McKinney Conference Room, 111 Thayer Street
Gail Mummert is a resident at Brown’s Population Studies Training Center (PSTC). With an undergraduate degree in International Relations in the U.S., Mummert then trained as a demographer in Mexico City and as a social anthropologist in Paris. From this interdisciplinary standpoint, she has studied novel forms of family life and gender relations in the face of sweeping social and cultural change in rural Mexico from the latter half of the twentieth century into the beginning of the twenty-first. She has also analyzed long-distance caregiving arrangements for the young and the old, comparing practices in countries such as Mexico, China, the Philippines, and Ecuador.
In her action-oriented research with migrant families in the central-western state of Michoacán, Mexico, Mummert has developed a model for understanding and tending to the specific needs of three vulnerable groups: adolescents, the elderly, and wives abandoned by their husbands. By organizing artistic workshops and creating multimedia teaching materials, she has contributed to the emotional wellbeing of rural populations and to the strengthening of their intergenerational ties.

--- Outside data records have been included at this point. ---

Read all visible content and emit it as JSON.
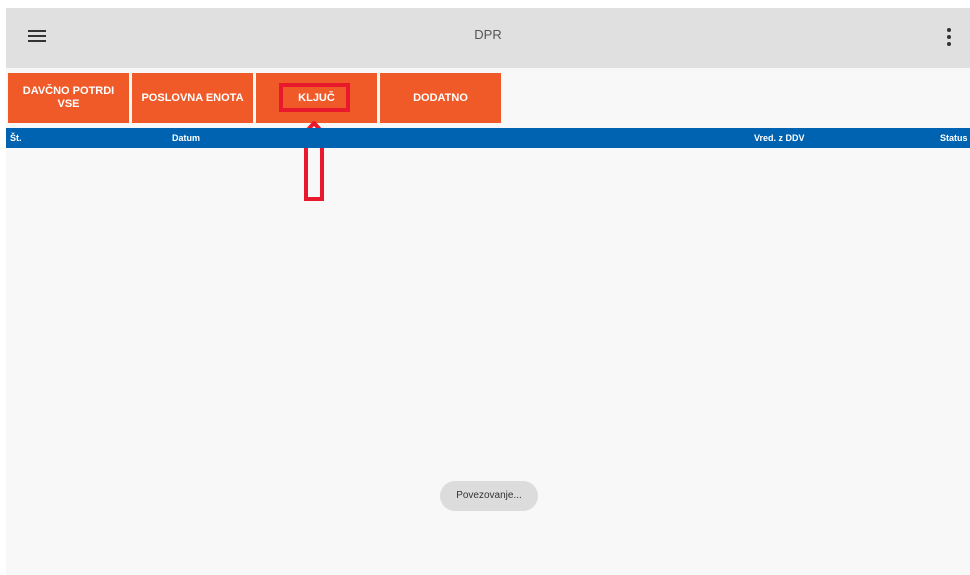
{
  "appbar": {
    "title": "DPR",
    "menu_icon": "hamburger-menu-icon",
    "overflow_icon": "more-vertical-icon"
  },
  "toolbar": {
    "buttons": [
      {
        "line1": "DAVČNO POTRDI",
        "line2": "VSE"
      },
      {
        "line1": "POSLOVNA ENOTA"
      },
      {
        "line1": "KLJUČ"
      },
      {
        "line1": "DODATNO"
      }
    ],
    "button_color": "#f05a28"
  },
  "annotation": {
    "highlight_color": "#e8192c",
    "arrow_icon": "up-arrow-icon"
  },
  "table": {
    "header_color": "#0063b1",
    "columns": [
      "Št.",
      "Datum",
      "Vred. z DDV",
      "Status"
    ],
    "rows": []
  },
  "toast": {
    "text": "Povezovanje..."
  }
}
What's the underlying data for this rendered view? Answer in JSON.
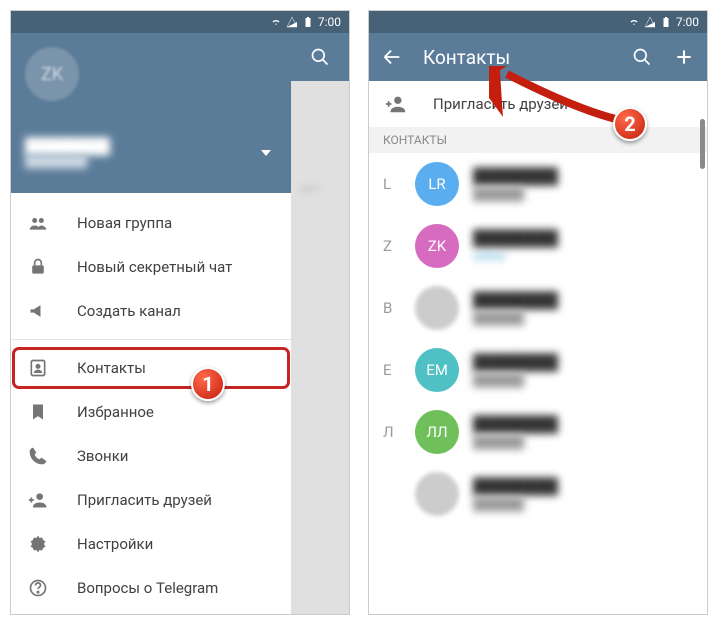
{
  "statusbar": {
    "time": "7:00"
  },
  "screen1": {
    "user": {
      "initials": "ZK",
      "name": "████████",
      "phone": "████████"
    },
    "search_icon": "search",
    "menu": [
      {
        "icon": "group-icon",
        "label": "Новая группа"
      },
      {
        "icon": "lock-icon",
        "label": "Новый секретный чат"
      },
      {
        "icon": "megaphone-icon",
        "label": "Создать канал"
      },
      {
        "divider": true
      },
      {
        "icon": "contacts-icon",
        "label": "Контакты",
        "highlight": true
      },
      {
        "icon": "bookmark-icon",
        "label": "Избранное"
      },
      {
        "icon": "phone-icon",
        "label": "Звонки"
      },
      {
        "icon": "add-person-icon",
        "label": "Пригласить друзей"
      },
      {
        "icon": "gear-icon",
        "label": "Настройки"
      },
      {
        "icon": "help-icon",
        "label": "Вопросы о Telegram"
      }
    ],
    "bg_text": "om"
  },
  "screen2": {
    "back_icon": "back",
    "title": "Контакты",
    "search_icon": "search",
    "add_icon": "add",
    "invite": {
      "icon": "add-person-icon",
      "label": "Пригласить друзей"
    },
    "section": "КОНТАКТЫ",
    "contacts": [
      {
        "letter": "L",
        "avatar_bg": "#5aaef0",
        "avatar_text": "LR",
        "name": "████████",
        "sub": "██████"
      },
      {
        "letter": "Z",
        "avatar_bg": "#d66bbf",
        "avatar_text": "ZK",
        "name": "████████",
        "sub": "online",
        "online": true
      },
      {
        "letter": "B",
        "avatar_img": true,
        "name": "████████",
        "sub": "██████"
      },
      {
        "letter": "E",
        "avatar_bg": "#4fc0c4",
        "avatar_text": "ЕМ",
        "name": "████████",
        "sub": "██████"
      },
      {
        "letter": "Л",
        "avatar_bg": "#6fc05a",
        "avatar_text": "ЛЛ",
        "name": "████████",
        "sub": "██████"
      },
      {
        "letter": "",
        "avatar_img": true,
        "name": "████████",
        "sub": "██████"
      }
    ]
  },
  "callouts": {
    "one": "1",
    "two": "2"
  }
}
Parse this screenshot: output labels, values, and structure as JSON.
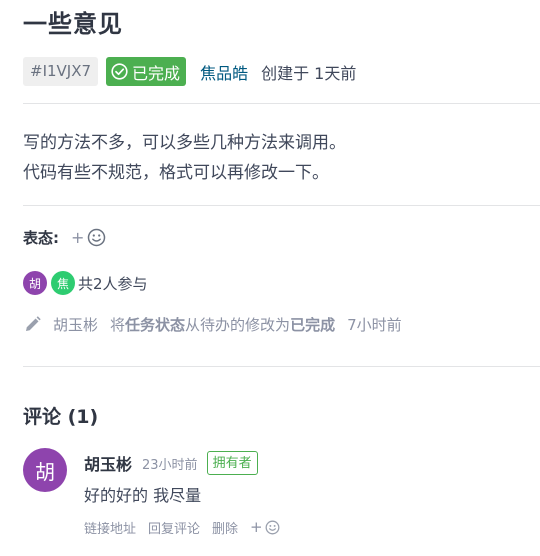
{
  "issue": {
    "title": "一些意见",
    "id": "#I1VJX7",
    "status": "已完成",
    "author": "焦品皓",
    "created": "创建于 1天前",
    "description_lines": [
      "写的方法不多，可以多些几种方法来调用。",
      "代码有些不规范，格式可以再修改一下。"
    ]
  },
  "reactions": {
    "label": "表态:",
    "add_symbol": "+"
  },
  "participants": {
    "avatars": [
      {
        "initial": "胡",
        "color": "#8e44ad"
      },
      {
        "initial": "焦",
        "color": "#2ecc71"
      }
    ],
    "summary": "共2人参与"
  },
  "activity": {
    "user": "胡玉彬",
    "prefix": "将",
    "field": "任务状态",
    "middle": "从待办的修改为",
    "value": "已完成",
    "time": "7小时前"
  },
  "comments": {
    "heading": "评论 (1)",
    "items": [
      {
        "avatar": "胡",
        "author": "胡玉彬",
        "time": "23小时前",
        "badge": "拥有者",
        "text": "好的好的 我尽量",
        "actions": {
          "link": "链接地址",
          "reply": "回复评论",
          "delete": "删除",
          "add": "+"
        }
      }
    ]
  },
  "colors": {
    "accent_green": "#4caf50",
    "link": "#005980",
    "muted": "#8c92a4"
  }
}
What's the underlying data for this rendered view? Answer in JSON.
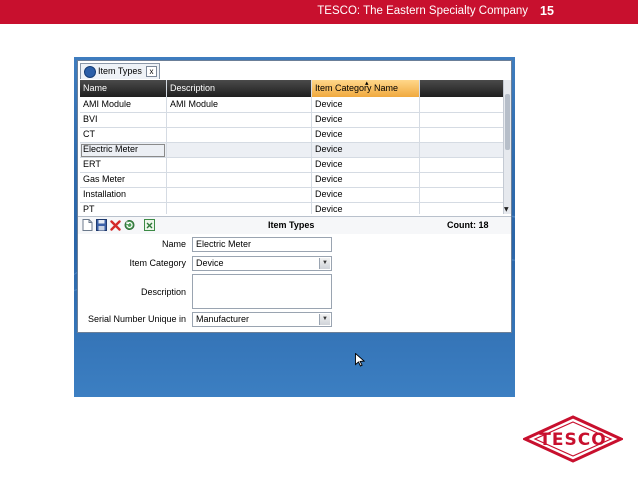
{
  "slide": {
    "company": "TESCO: The Eastern Specialty Company",
    "page_number": "15",
    "brand_color": "#c8102e",
    "logo_text": "TESCO"
  },
  "tab": {
    "label": "Item Types",
    "close": "x",
    "icon": "item-types-icon"
  },
  "grid": {
    "columns": [
      "Name",
      "Description",
      "Item Category Name"
    ],
    "sorted_column": "Item Category Name",
    "rows": [
      {
        "name": "AMI Module",
        "description": "AMI Module",
        "category": "Device"
      },
      {
        "name": "BVI",
        "description": "",
        "category": "Device"
      },
      {
        "name": "CT",
        "description": "",
        "category": "Device"
      },
      {
        "name": "Electric Meter",
        "description": "",
        "category": "Device"
      },
      {
        "name": "ERT",
        "description": "",
        "category": "Device"
      },
      {
        "name": "Gas Meter",
        "description": "",
        "category": "Device"
      },
      {
        "name": "Installation",
        "description": "",
        "category": "Device"
      },
      {
        "name": "PT",
        "description": "",
        "category": "Device"
      }
    ],
    "selected_row": "Electric Meter"
  },
  "toolbar": {
    "title": "Item Types",
    "count": "Count: 18",
    "icons": [
      "new-icon",
      "save-icon",
      "delete-icon",
      "refresh-icon",
      "export-icon"
    ]
  },
  "form": {
    "name_label": "Name",
    "name_value": "Electric Meter",
    "category_label": "Item Category",
    "category_value": "Device",
    "description_label": "Description",
    "description_value": "",
    "serial_label": "Serial Number Unique in",
    "serial_value": "Manufacturer"
  }
}
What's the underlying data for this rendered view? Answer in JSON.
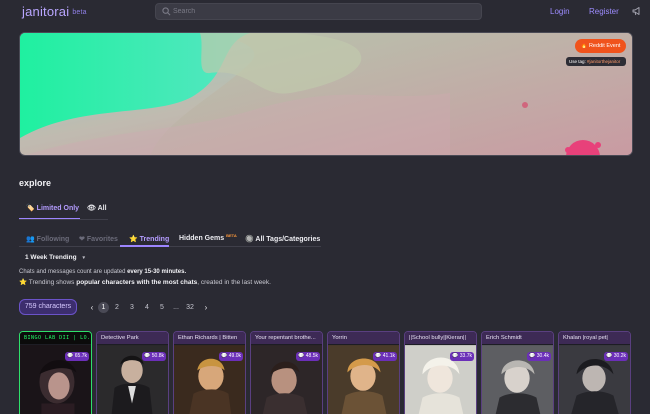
{
  "header": {
    "logo": "janitorai",
    "logo_badge": "beta",
    "search_placeholder": "Search",
    "login": "Login",
    "register": "Register",
    "icons": {
      "search": "search-icon",
      "announce": "megaphone-icon"
    }
  },
  "banner": {
    "reddit_button": "🔥 Reddit Event",
    "use_tag_prefix": "Use tag: ",
    "use_tag_value": "#janitorthejanitor",
    "colors": {
      "green": "#2ee8a6",
      "pink": "#d88aa0",
      "accent": "#f0531c"
    }
  },
  "explore": {
    "title": "explore",
    "limit_tabs": [
      {
        "label": "Limited Only",
        "icon": "🏷️"
      },
      {
        "label": "All",
        "icon": "👁"
      }
    ],
    "category_tabs": [
      {
        "label": "Following",
        "icon": "👥"
      },
      {
        "label": "Favorites",
        "icon": "❤"
      },
      {
        "label": "Trending",
        "icon": "⭐"
      },
      {
        "label": "Hidden Gems",
        "badge": "BETA"
      },
      {
        "label": "All Tags/Categories",
        "icon": "🔘"
      }
    ],
    "trend_period": "1 Week Trending",
    "info_line1_a": "Chats and messages count are updated ",
    "info_line1_b": "every 15-30 minutes.",
    "info_line2_a": "⭐ Trending shows ",
    "info_line2_b": "popular characters with the most chats",
    "info_line2_c": ", created in the last week.",
    "count_label": "759 characters",
    "pagination": [
      "1",
      "2",
      "3",
      "4",
      "5",
      "...",
      "32"
    ],
    "prev": "‹",
    "next": "›"
  },
  "cards": [
    {
      "name": "BINGO LAB DII | LO...",
      "stat": "💬 65.7k"
    },
    {
      "name": "Detective Park",
      "stat": "💬 50.8k"
    },
    {
      "name": "Ethan Richards | Bitten",
      "stat": "💬 49.0k"
    },
    {
      "name": "Your repentant brothe...",
      "stat": "💬 48.5k"
    },
    {
      "name": "Yorrin",
      "stat": "💬 41.1k"
    },
    {
      "name": "||School bully||Kieran||",
      "stat": "💬 33.7k"
    },
    {
      "name": "Erich Schmidt",
      "stat": "💬 30.4k"
    },
    {
      "name": "Khalan |royal pet|",
      "stat": "💬 30.2k"
    }
  ]
}
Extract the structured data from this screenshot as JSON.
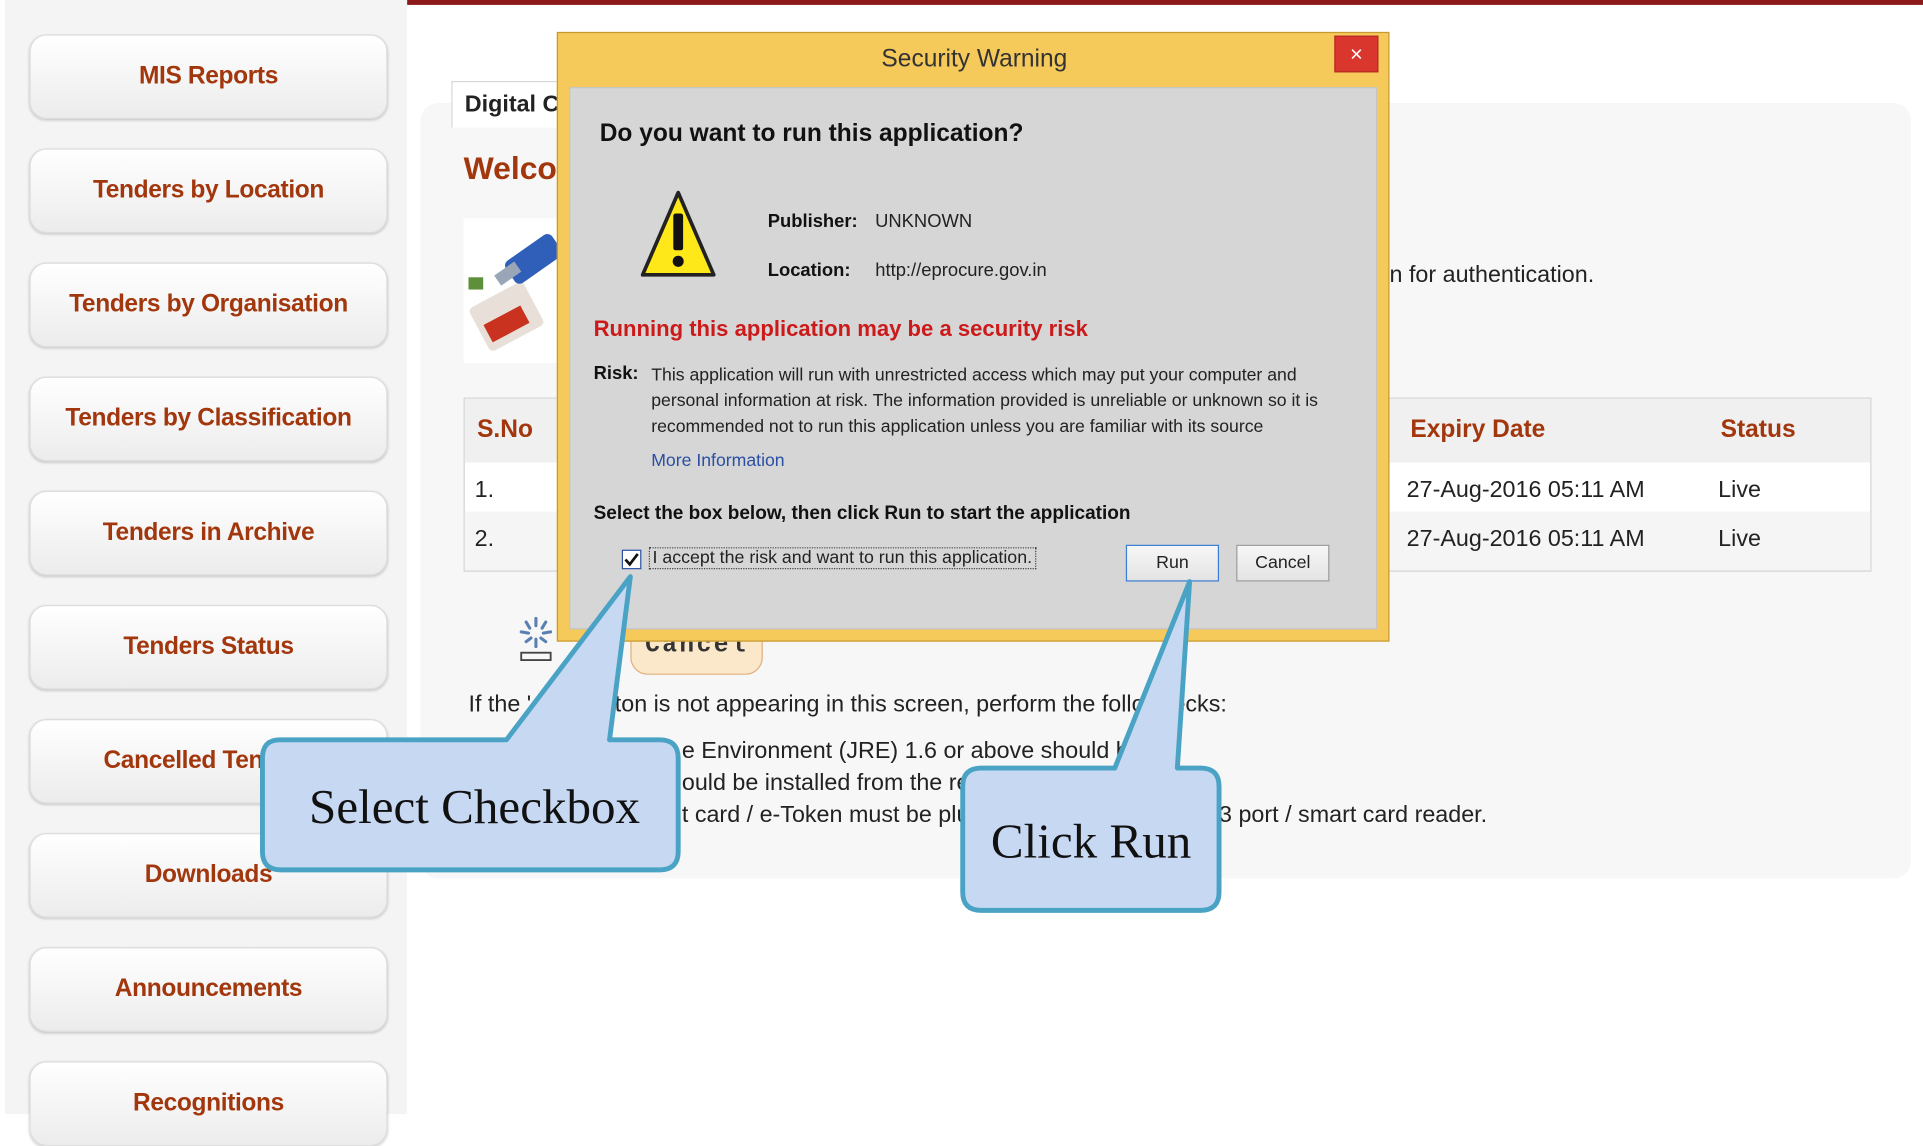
{
  "sidebar": {
    "items": [
      "MIS Reports",
      "Tenders by Location",
      "Tenders by Organisation",
      "Tenders by Classification",
      "Tenders in Archive",
      "Tenders Status",
      "Cancelled Tenders",
      "Downloads",
      "Announcements",
      "Recognitions"
    ]
  },
  "page": {
    "tab_label": "Digital C",
    "welcome": "Welcor",
    "auth_text": "n for authentication.",
    "table": {
      "headers": {
        "sno": "S.No",
        "expiry": "Expiry Date",
        "status": "Status"
      },
      "rows": [
        {
          "sno": "1.",
          "expiry": "27-Aug-2016 05:11 AM",
          "status": "Live"
        },
        {
          "sno": "2.",
          "expiry": "27-Aug-2016 05:11 AM",
          "status": "Live"
        }
      ]
    },
    "cancel_label": "Cancel",
    "instructions": {
      "intro_left": "If the '",
      "intro_mid": "tton is not appearing in this screen, perform the followi",
      "intro_right": "ecks:",
      "item1": "e Environment (JRE) 1.6 or above should be ins",
      "item2": "ould be installed from the reso",
      "item3_left": "t card / e-Token must be plug",
      "item3_right": "3 port / smart card reader."
    }
  },
  "dialog": {
    "title": "Security Warning",
    "close_glyph": "×",
    "question": "Do you want to run this application?",
    "publisher_label": "Publisher:",
    "publisher_value": "UNKNOWN",
    "location_label": "Location:",
    "location_value": "http://eprocure.gov.in",
    "risk_heading": "Running this application may be a security risk",
    "risk_label": "Risk:",
    "risk_text": "This application will run with unrestricted access which may put your computer and personal information at risk. The information provided is unreliable or unknown so it is recommended not to run this application unless you are familiar with its source",
    "more_info": "More Information",
    "select_text": "Select the box below, then click Run to start the application",
    "accept_text": "I accept the risk and want to run this application.",
    "accept_checked": true,
    "run_label": "Run",
    "cancel_label": "Cancel"
  },
  "callouts": {
    "select_checkbox": "Select Checkbox",
    "click_run": "Click Run",
    "fill_color": "#c7d8f3",
    "border_color": "#4aa3c4"
  },
  "colors": {
    "accent": "#a2370d",
    "dialog_frame": "#f5c95a",
    "risk_red": "#cc1a1a"
  }
}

As visiting scholar at PSTC, Mummert is undertaking a book-writing project. Her book entitled Face offs between transnational families and nation-states on five continents will offer an original, comparative look at the myriad ways in which transnational family members in the Americas, Africa, Europe, Asia, and Oceania experience global structural readjustments, interact with diverse agents of Nation-states, regroup in the face of setbacks, and reinvent being a family living apart in their struggle to get ahead. Invoking narratives of sacrifice, uncertainty and risk, kin groups both observe and confront controls, policies, and regulations implemented by governments. At the same time, they stake claims to human, family, and children’s rights.